Una canción muy triste sale de los parlantes. Las palabras me cuelgan de la boca. Carla luce hermosa con el pelo recogido por detrás de las orejas, esa pequeña abertura que forman sus dientes frontales, sus ojos azabaches y esos gestos que la letra de la canción en francés parecen entristecer.

—Te llamé ayer y me despachaste en tres segundos.

—Iba cargando unas bolsas pesadísimas. He estado trabajando.

—Igual dijiste que no sabías si podías salir. Tampoco me llamaste después.

—Te mandé un mensaje.

—Nunca me llegó.

La canción termina de generar un ambiente cargado de nostalgia. Nos miramos sin decir nada. Nicolás entra y enciende el auto.

—¡Ah! “La chanson des vieux amants” de Jacques Brel —comenta—. Era belga, no francés. Escúchenla bien. Es muy romántica. La pone de nuevo en el reproductor digital y canta: “Bien sûr, nous eûmes des orages / Vingt ans d´amour, c´est l´amour fol / Mille fois tu pris ton baggage / Mille fois je pris mon envol / Et chaque meuble se souvient / Dans cette chambre sans berceau / Des éclats des vieilles tempêtes / Plus rien ne ressemblait à rien / Tu avais perdu le goût de l´eau / Et moi celui de la conquête”.

El panorama de las montañas con los picos a los lejos, el cielo pintado con nubes, el mar de un azul profundizado por la luminosidad y el viento sobre mi cara, hacen que el ambiente apesadumbrado me cale un poco más.

Nicolás traduce la letra:

—“Por supuesto, tuvimos nuestras tormentas / veinte años de amor, un amor loco / mil veces tú hiciste las maletas / mil veces yo levanté el vuelo. / Y cada mueble se acuerda / en este dormitorio sin cuna / de los destellos de aquellas viejas tormentas. / Ya nada se parecía a nada / tú habías perdido el gusto al agua / y yo a la conquista”.

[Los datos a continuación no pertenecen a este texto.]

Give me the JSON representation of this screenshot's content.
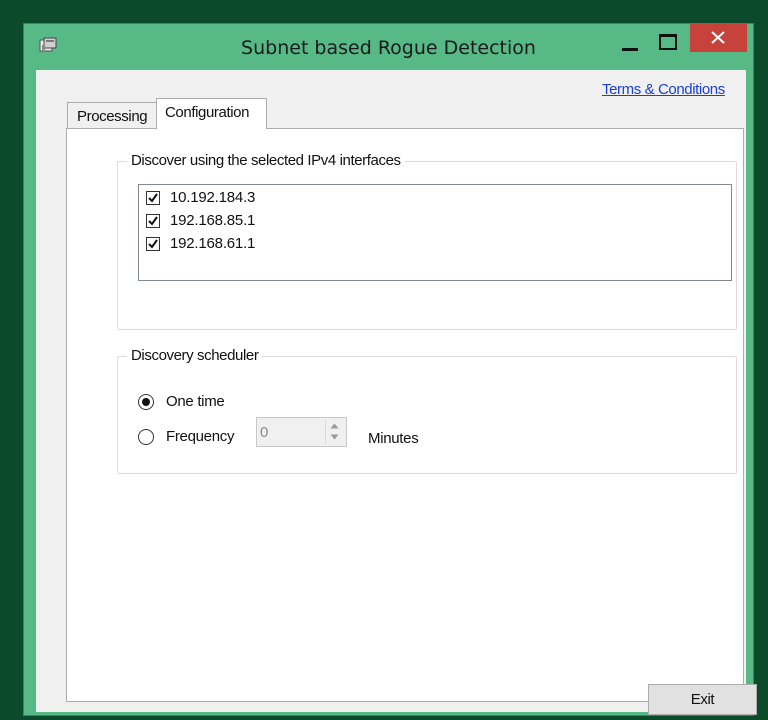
{
  "window": {
    "title": "Subnet based Rogue Detection"
  },
  "header": {
    "terms_link": "Terms & Conditions"
  },
  "tabs": [
    {
      "label": "Processing",
      "selected": false
    },
    {
      "label": "Configuration",
      "selected": true
    }
  ],
  "interfaces_group": {
    "legend": "Discover using the selected IPv4 interfaces",
    "items": [
      {
        "label": "10.192.184.3",
        "checked": true
      },
      {
        "label": "192.168.85.1",
        "checked": true
      },
      {
        "label": "192.168.61.1",
        "checked": true
      }
    ]
  },
  "scheduler_group": {
    "legend": "Discovery scheduler",
    "one_time_label": "One time",
    "one_time_selected": true,
    "frequency_label": "Frequency",
    "frequency_selected": false,
    "frequency_value": "0",
    "minutes_label": "Minutes"
  },
  "footer": {
    "exit_label": "Exit"
  },
  "colors": {
    "titlebar": "#57b986",
    "close_button": "#c7423a",
    "link": "#1a3fd3"
  },
  "icons": {
    "app": "app-icon",
    "minimize": "minimize-icon",
    "maximize": "maximize-icon",
    "close": "close-icon"
  }
}
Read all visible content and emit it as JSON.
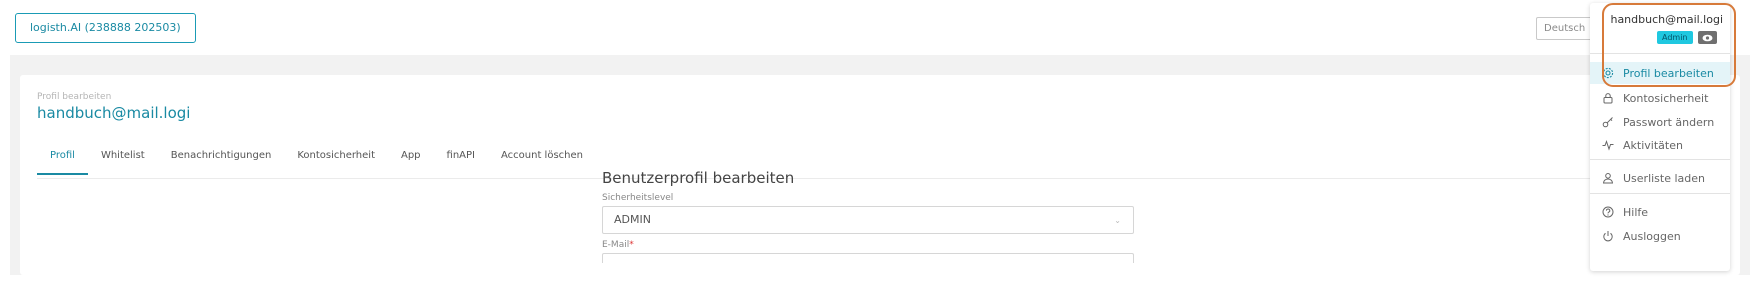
{
  "header": {
    "company_button": "logisth.AI (238888 202503)",
    "language": "Deutsch"
  },
  "page": {
    "breadcrumb": "Profil bearbeiten",
    "title": "handbuch@mail.logi",
    "tabs": [
      {
        "label": "Profil",
        "active": true
      },
      {
        "label": "Whitelist"
      },
      {
        "label": "Benachrichtigungen"
      },
      {
        "label": "Kontosicherheit"
      },
      {
        "label": "App"
      },
      {
        "label": "finAPI"
      },
      {
        "label": "Account löschen"
      }
    ]
  },
  "form": {
    "title": "Benutzerprofil bearbeiten",
    "security_label": "Sicherheitslevel",
    "security_value": "ADMIN",
    "email_label": "E-Mail",
    "email_required": "*"
  },
  "user_menu": {
    "email": "handbuch@mail.logi",
    "role_badge": "Admin",
    "items": [
      {
        "label": "Profil bearbeiten",
        "icon": "gear-icon",
        "active": true
      },
      {
        "label": "Kontosicherheit",
        "icon": "lock-icon"
      },
      {
        "label": "Passwort ändern",
        "icon": "key-icon"
      },
      {
        "label": "Aktivitäten",
        "icon": "activity-icon"
      },
      {
        "label": "Userliste laden",
        "icon": "user-icon"
      },
      {
        "label": "Hilfe",
        "icon": "help-icon"
      },
      {
        "label": "Ausloggen",
        "icon": "power-icon"
      }
    ]
  },
  "colors": {
    "accent": "#1a8aa3",
    "badge": "#1fc8e0",
    "highlight": "#d77a3a"
  }
}
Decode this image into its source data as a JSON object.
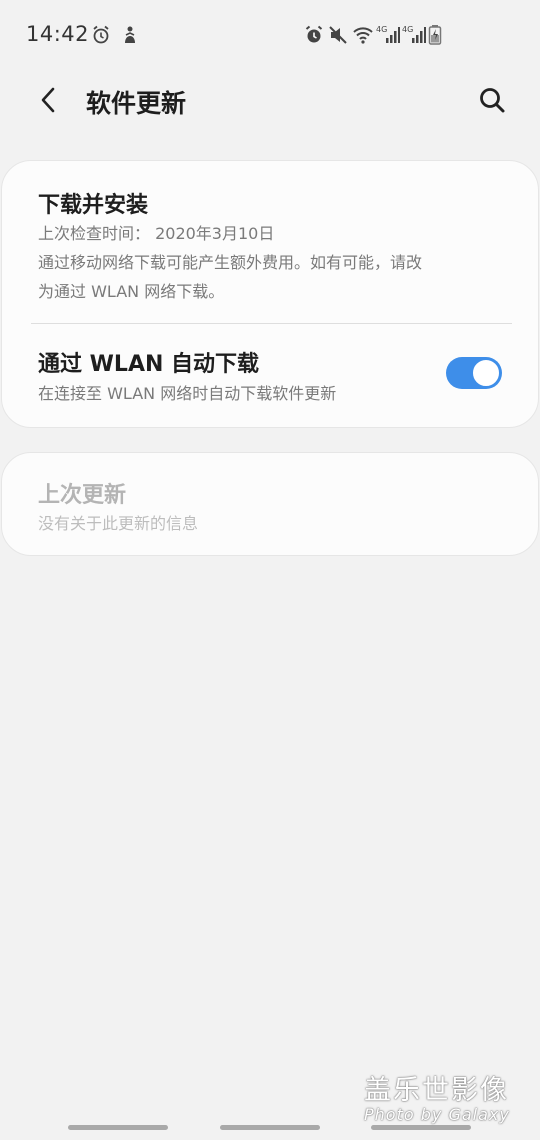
{
  "status_bar": {
    "time": "14:42",
    "icons_left": [
      "alarm-icon",
      "accessibility-icon"
    ],
    "icons_right": [
      "alarm-icon",
      "mute-icon",
      "wifi-icon",
      "signal-4g-icon",
      "signal-4g-icon",
      "battery-charging-icon"
    ],
    "network_label_1": "4G",
    "network_label_2": "4G"
  },
  "app_bar": {
    "title": "软件更新",
    "back_icon": "chevron-left-icon",
    "search_icon": "search-icon"
  },
  "download_card": {
    "title": "下载并安装",
    "last_check": "上次检查时间： 2020年3月10日",
    "note_line1": "通过移动网络下载可能产生额外费用。如有可能，请改",
    "note_line2": "为通过 WLAN 网络下载。",
    "wlan_title": "通过 WLAN 自动下载",
    "wlan_sub": "在连接至 WLAN 网络时自动下载软件更新",
    "wlan_toggle_on": true
  },
  "last_update_card": {
    "title": "上次更新",
    "sub": "没有关于此更新的信息"
  },
  "watermark": {
    "cn": "盖乐世影像",
    "en": "Photo by Galaxy"
  },
  "colors": {
    "accent": "#3e8ee9",
    "background": "#f2f2f2",
    "card": "#fcfcfc"
  }
}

“Mais mon amour / Mon doux mon tendre mon merveilleux amour / De l´aube claire jusqu´à la fin du jour / Je t´aime encore tu sais je t´aime”.

—“Pero amor mío / mi dulce, mi tierno, mi maravilloso amor, / desde el alba clara hasta el fin del día, / sabes que te amo todavía. / Yo conozco todos tus hechizos / tú conoces todos mis embrujos / tú me has retenido trampa a trampa / yo te perdí de vez en cuando. / Claro que tuviste algunos amantes / había que matar el tiempo / y dar gusto al cuerpo. / Y al final, al final / nos hizo falta no poco talento / para envejecer sin llegar a ser adultos.

Recorreros la Ruta 3 bajo un grupo de nubes que forman líneas en el cielo, pasamos junto al “tren del fin del mundo”, en el que los reos de la penitenciaría recolectaban leña en el bosque de lengas, recorremos algunos otros parajes bordeados por montañas y paramos en la entrada del parque nacional. Pagamos el ingreso y tomamos una vía estrecha que desemboca en bahía Ensenada. Nos bajamos y tomamos algunas fotos del redondel que forma el mar contra las montañas. Del otro lado del canal del Beagle se levantan cerros con picos de nieve. Nicolás abraza a Carla, la toma de la nuca y la trae hacia él en un movimiento cariñoso. Ella ríe. Él esboza una sonrisa picarona y queda retratado en la cámara con su bigote grueso, la boina vasca, el “foulard” alrededor del cuello y la mirada de viejo lobo de mar. Podría ser el personaje de alguna novela de Herman Melville, el narrador de ese cuento maravilloso en el que un capitán cojo viaja hasta la Antártida para arreglar las cuentas pendientes con una ballena.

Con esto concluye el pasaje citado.